Esto no solo tiene efectos sobre la salud de la población, sino que los efectos sobre el medioambiente de la zona mediterránea no son pocos. El actual modelo de consumo y producción de alimentos en el Mediterráneo no es sostenible debido a la pérdida de biodiversidad, la degradación de recursos y espacios naturales, la mayor necesidad de importaciones y un mayor consumo de energía y agua. Un ejemplo de esto lo encontramos en el Mar Menor, donde la entrada de nitratos de origen agrícola ha llevado a este ecosistema único al borde del colapso.
No está todo perdido
En todo el mundo cada vez hay mayor conciencia de los impactos producidos por nuestros hábitos diarios y en concreto por nuestra alimentación.
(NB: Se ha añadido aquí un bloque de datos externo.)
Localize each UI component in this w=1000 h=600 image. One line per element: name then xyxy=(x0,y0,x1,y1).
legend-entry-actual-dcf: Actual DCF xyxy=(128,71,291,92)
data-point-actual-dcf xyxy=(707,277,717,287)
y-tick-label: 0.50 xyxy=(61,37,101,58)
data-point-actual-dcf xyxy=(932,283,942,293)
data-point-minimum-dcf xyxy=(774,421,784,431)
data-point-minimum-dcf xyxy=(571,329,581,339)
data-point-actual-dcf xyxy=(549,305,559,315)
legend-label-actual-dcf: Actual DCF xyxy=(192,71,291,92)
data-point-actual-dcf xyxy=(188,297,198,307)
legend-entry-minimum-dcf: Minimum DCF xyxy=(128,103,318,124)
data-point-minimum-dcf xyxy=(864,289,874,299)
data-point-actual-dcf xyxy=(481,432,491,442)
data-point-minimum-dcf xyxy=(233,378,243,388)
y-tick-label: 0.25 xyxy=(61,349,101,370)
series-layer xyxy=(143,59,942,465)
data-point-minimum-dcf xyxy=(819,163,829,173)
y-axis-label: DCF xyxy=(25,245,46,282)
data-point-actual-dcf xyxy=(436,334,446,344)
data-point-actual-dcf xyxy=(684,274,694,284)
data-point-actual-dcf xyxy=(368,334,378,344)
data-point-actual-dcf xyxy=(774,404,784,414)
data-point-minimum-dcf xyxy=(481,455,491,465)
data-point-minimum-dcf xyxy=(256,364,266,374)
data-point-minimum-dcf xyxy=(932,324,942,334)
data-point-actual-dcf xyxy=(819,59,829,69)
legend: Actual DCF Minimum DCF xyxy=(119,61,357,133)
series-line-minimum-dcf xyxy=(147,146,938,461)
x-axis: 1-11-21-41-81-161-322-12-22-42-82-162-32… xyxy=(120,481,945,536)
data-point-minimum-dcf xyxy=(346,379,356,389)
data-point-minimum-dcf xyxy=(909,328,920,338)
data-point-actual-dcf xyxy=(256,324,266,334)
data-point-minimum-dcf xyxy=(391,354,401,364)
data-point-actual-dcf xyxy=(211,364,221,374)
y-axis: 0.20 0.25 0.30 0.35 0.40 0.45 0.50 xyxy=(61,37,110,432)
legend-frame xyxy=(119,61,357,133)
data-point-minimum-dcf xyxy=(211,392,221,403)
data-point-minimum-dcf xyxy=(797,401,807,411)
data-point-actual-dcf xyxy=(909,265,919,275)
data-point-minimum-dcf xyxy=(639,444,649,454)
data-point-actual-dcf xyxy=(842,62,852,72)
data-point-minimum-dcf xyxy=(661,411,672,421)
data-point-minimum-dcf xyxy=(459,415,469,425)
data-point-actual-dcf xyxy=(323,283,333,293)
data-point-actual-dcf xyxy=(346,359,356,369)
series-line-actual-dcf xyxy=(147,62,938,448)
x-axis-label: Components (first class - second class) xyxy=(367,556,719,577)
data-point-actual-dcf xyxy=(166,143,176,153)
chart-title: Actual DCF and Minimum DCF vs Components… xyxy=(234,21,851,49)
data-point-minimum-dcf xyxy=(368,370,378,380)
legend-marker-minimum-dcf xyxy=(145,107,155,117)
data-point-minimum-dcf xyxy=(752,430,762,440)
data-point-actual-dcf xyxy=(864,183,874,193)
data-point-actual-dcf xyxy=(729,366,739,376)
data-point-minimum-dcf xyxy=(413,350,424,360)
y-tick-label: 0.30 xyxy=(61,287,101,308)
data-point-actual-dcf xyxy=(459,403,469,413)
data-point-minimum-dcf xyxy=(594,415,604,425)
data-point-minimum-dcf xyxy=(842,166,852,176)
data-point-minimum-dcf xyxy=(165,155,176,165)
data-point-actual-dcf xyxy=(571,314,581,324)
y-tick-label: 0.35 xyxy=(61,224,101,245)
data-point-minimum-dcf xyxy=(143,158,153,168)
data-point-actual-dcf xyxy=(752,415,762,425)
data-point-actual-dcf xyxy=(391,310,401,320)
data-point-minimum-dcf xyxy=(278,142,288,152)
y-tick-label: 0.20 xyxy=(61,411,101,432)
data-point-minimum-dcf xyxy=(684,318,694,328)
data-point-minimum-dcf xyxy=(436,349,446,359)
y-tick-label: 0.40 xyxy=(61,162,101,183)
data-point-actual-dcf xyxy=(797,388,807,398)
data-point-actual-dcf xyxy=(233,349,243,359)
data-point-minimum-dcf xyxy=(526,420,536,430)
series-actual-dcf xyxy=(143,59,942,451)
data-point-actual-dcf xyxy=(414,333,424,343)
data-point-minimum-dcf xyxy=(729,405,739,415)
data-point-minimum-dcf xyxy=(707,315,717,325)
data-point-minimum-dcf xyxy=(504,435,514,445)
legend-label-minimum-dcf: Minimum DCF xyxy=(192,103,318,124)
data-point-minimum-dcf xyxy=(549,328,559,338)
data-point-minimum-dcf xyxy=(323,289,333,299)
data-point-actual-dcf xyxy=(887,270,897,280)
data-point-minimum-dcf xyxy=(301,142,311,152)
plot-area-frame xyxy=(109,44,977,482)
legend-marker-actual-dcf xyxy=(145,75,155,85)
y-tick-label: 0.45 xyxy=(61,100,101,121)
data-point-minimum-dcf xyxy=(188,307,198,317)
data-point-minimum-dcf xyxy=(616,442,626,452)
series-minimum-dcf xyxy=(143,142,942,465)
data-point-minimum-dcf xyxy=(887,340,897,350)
En Europa según el Eurobarómetro especial de 2019 «Seguridad Alimentaria en la UE», los europeos «quieren alimentos de cadenas cortas, frescos y poco procesados».
Si nos fijamos en España una encuesta realizada por la OCU en 2020, nos muestra que el 67% de los encuestados quiere tirar menos comida, el 62% está dispuesto a comprar principalmente frutas y verduras de temporada y un 32% ha reducido el consumo de carne roja por razones medioambientales.
Con esto vemos que la voluntad de cambio existe en la población, pero falta información ya que 6 de cada 10 personas encuestadas no cree que sus hábitos alimentarios tengan un impacto negativo en el medio ambiente.
Como hemos visto, la dieta mediterránea es el perfecto modelo de dieta sostenible, completamente adaptable a las diferentes culturas alimentarias y cocinas de todas las regiones del mundo, en la que la nutrición, la producción local de alimentos, la biodiversidad, la cultura y la sostenibilidad están fuertemente interconectadas.
Es por ello que la dieta mediterránea merece el reconocimiento que le otorga la UNESCO, y es fundamental apostar por su preservación, promoción y transmisión.
Hoy, más que nunca, es urgente revertir esta tendencia a alejarse de las bases de la dieta mediterránea y apostar por unos hábitos alimentarios sostenibles, basados en el respeto por la tierra y el entorno, la gestión sostenible de los recursos naturales, el reconocimiento del trabajo de los productores y las tradiciones, y el consumo de productos locales de temporada, valorando las variedades locales y la biodiversidad.